Exposure to high doses of radiation triggers a number of potentially lethal effects. Among the most severe of these effects is the gastrointestinal, or GI, toxicity syndrome that is caused by radiation-induced destruction of the intestinal lining.
This type of GI damage decreases the ability of the body to absorb water and causes electrolyte imbalances, bacterial infection, intestinal leakage, sepsis and death.

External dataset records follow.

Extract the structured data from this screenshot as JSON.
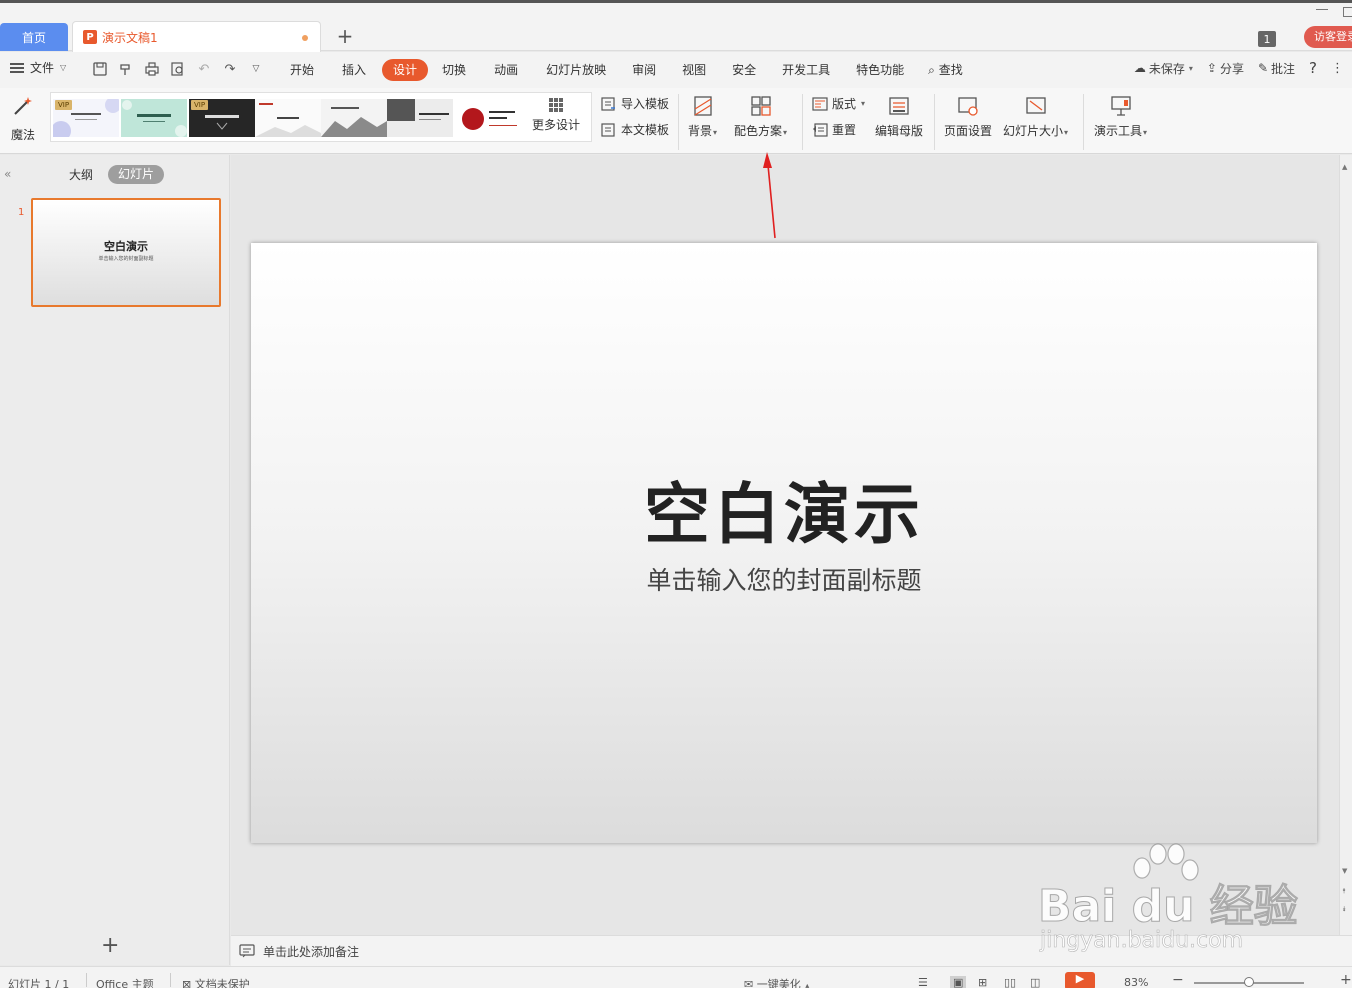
{
  "tabs": {
    "home": "首页",
    "doc": "演示文稿1"
  },
  "window": {
    "badge": "1",
    "visitor": "访客登录"
  },
  "menu": {
    "file": "文件",
    "tabs": [
      "开始",
      "插入",
      "设计",
      "切换",
      "动画",
      "幻灯片放映",
      "审阅",
      "视图",
      "安全",
      "开发工具",
      "特色功能"
    ],
    "active_tab": "设计",
    "search": "查找",
    "unsaved": "未保存",
    "share": "分享",
    "comment": "批注",
    "help": "?"
  },
  "ribbon": {
    "magic": "魔法",
    "vip": "VIP",
    "more_design": "更多设计",
    "import_template": "导入模板",
    "this_template": "本文模板",
    "background": "背景",
    "color_scheme": "配色方案",
    "layout": "版式",
    "reset": "重置",
    "edit_master": "编辑母版",
    "page_setup": "页面设置",
    "slide_size": "幻灯片大小",
    "present_tools": "演示工具"
  },
  "leftpanel": {
    "outline": "大纲",
    "slides": "幻灯片",
    "slide_number": "1",
    "thumb_title": "空白演示",
    "thumb_sub": "单击输入您的封面副标题",
    "add": "+"
  },
  "slide": {
    "title": "空白演示",
    "subtitle": "单击输入您的封面副标题"
  },
  "notes": {
    "placeholder": "单击此处添加备注"
  },
  "status": {
    "slide_count": "幻灯片 1 / 1",
    "theme": "Office 主题",
    "protect": "文档未保护",
    "beautify": "一键美化",
    "zoom": "83%"
  },
  "watermark": {
    "brand": "Bai du 经验",
    "url": "jingyan.baidu.com"
  },
  "colors": {
    "accent": "#e8592d",
    "home_tab": "#5b8def",
    "arrow": "#e02020"
  }
}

The GI toxicity syndrome is triggered by radiation-induced damage to crypt cells in the small intestines and colon that must continuously replenish in order for the GI tract to work properly. Crypt cells are especially susceptible to radiation damage and serve as an indicator of whether someone will survive after total body radiation exposure.
Researchers found that a single injection of the investigative peptide drug TP508 given 24 hours after a potentially-lethal exposure to radiation appears to significantly increase survival and delay mortality in mice by counteracting damage to the gastrointestinal system.
TP508 post-exposure treatment also upregulates the expression of DCLK1 and LGR5 markers of stem cells that have been shown to be responsible for maintaining and regenerating intestinal crypts. Thus, TP508 appears to mitigate the effects of GI toxicity by activating radioresistant stem cells and increasing the stemness potential of crypts to maintain and restore intestinal integrity.